Personal information
- Full name: Stanislav Sergeyevich Buchnev
- Date of birth: 17 July 1990 (age 35)
- Place of birth: Ordzhonikidze, Russian SFSR, Soviet Union
- Height: 1.85 m (6 ft 1 in)
- Position: Goalkeeper

Team information
- Current team: Pyunik
- Number: 71

Senior career*
- Years: Team / Apps / (Gls)
- 2008–2009: Avtodor Vladikavkaz / 10 / (0)
- 2010: Neftekhimik Nizhnekamsk / 3 / (0)
- 2011–2013: Mashuk-KMV Pyatigorsk / 60 / (0)
- 2013–2014: Angusht Nazran / 20 / (0)
- 2014–2017: Volgar Astrakhan / 111 / (0)
- 2018–2019: Tyumen / 40 / (0)
- 2019–2020: Fakel Voronezh / 11 / (0)
- 2020–: Pyunik / 111 / (0)

International career^{‡}
- 2021–: Armenia / 5 / (0)

= Stanislav Buchnev =

Armenian footballer (born 1990)

Stanislav Sergeyevich Buchnev (Ստանիսլավ Բուչնև; Станислав Сергеевич Бучнев; born 17 July 1990) is a professional footballer who plays as a goalkeeper for Pyunik. Born in Russia, he plays for the Armenia national team.

==Club career==
Buchnev made his Russian Football National League debut for FC Angusht Nazran on 2 August 2013 in a game against FC Salyut Belgorod.

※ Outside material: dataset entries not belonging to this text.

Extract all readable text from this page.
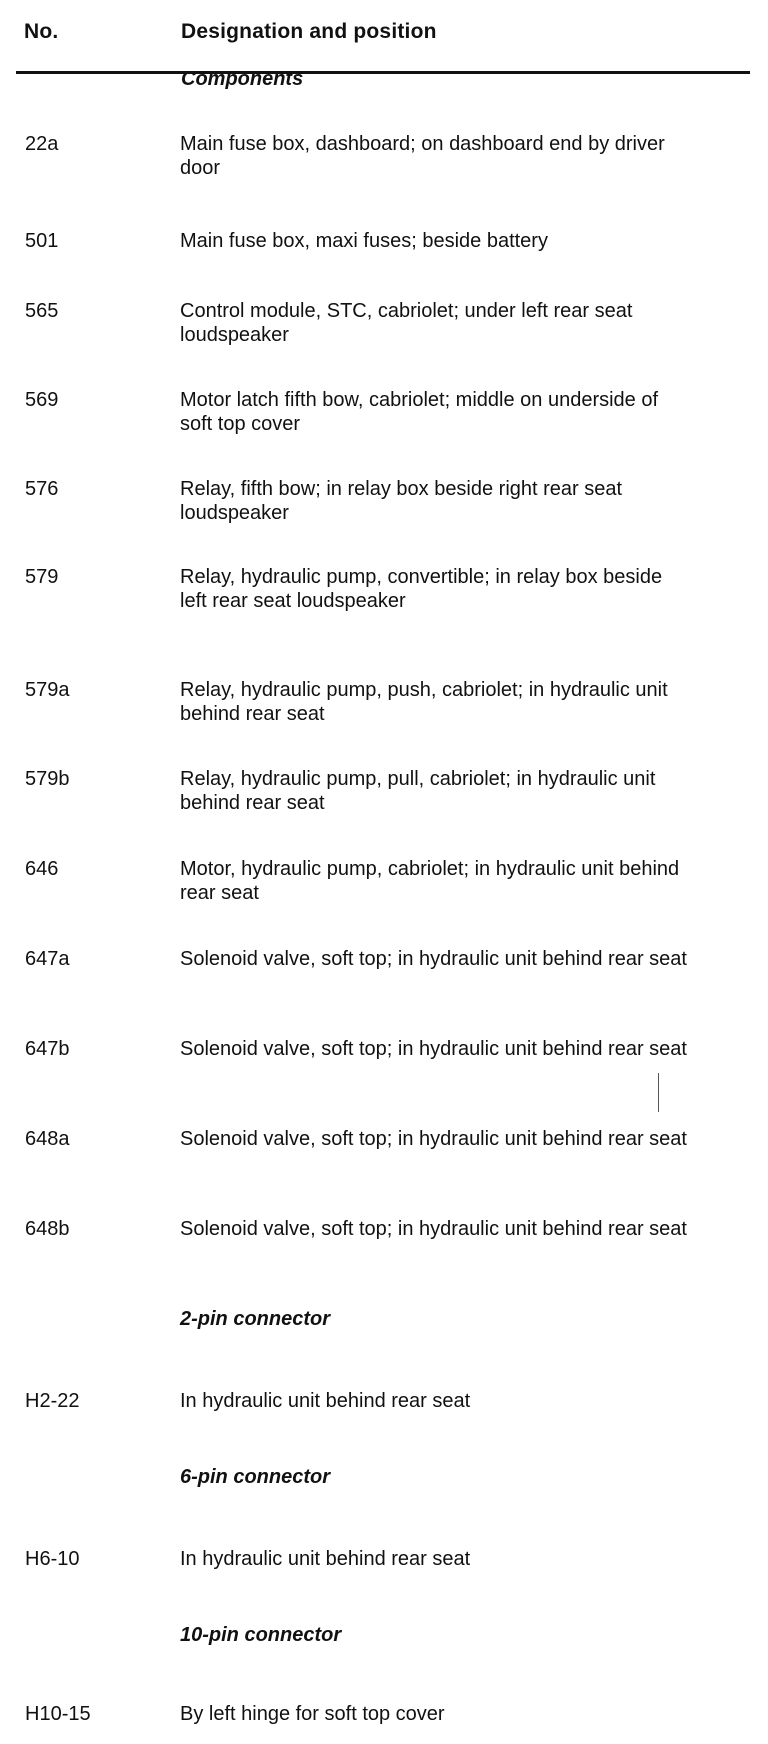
No.	Designation and position
Components
22a	Main fuse box, dashboard; on dashboard end by driver door
501	Main fuse box, maxi fuses; beside battery
565	Control module, STC, cabriolet; under left rear seat loudspeaker
569	Motor latch fifth bow, cabriolet; middle on underside of soft top cover
576	Relay, fifth bow; in relay box beside right rear seat loudspeaker
579	Relay, hydraulic pump, convertible; in relay box beside left rear seat loudspeaker
579a	Relay, hydraulic pump, push, cabriolet; in hydraulic unit behind rear seat
579b	Relay, hydraulic pump, pull, cabriolet; in hydraulic unit behind rear seat
646	Motor, hydraulic pump, cabriolet; in hydraulic unit behind rear seat
647a	Solenoid valve, soft top; in hydraulic unit behind rear seat
647b	Solenoid valve, soft top; in hydraulic unit behind rear seat
648a	Solenoid valve, soft top; in hydraulic unit behind rear seat
648b	Solenoid valve, soft top; in hydraulic unit behind rear seat
2-pin connector
H2-22	In hydraulic unit behind rear seat
6-pin connector
H6-10	In hydraulic unit behind rear seat
10-pin connector
H10-15	By left hinge for soft top cover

On 29 July 2020, Buchnev signed for Armenian Premier League club FC Pyunik.

==International career==
Born in Russia and of Armenian descent, Buchnev was called up to represent the Armenia national team for 2022 FIFA World Cup qualification matches in September 2021. He made a debut for the national team on 14 November 2021 in a 1–4 loss against Germany.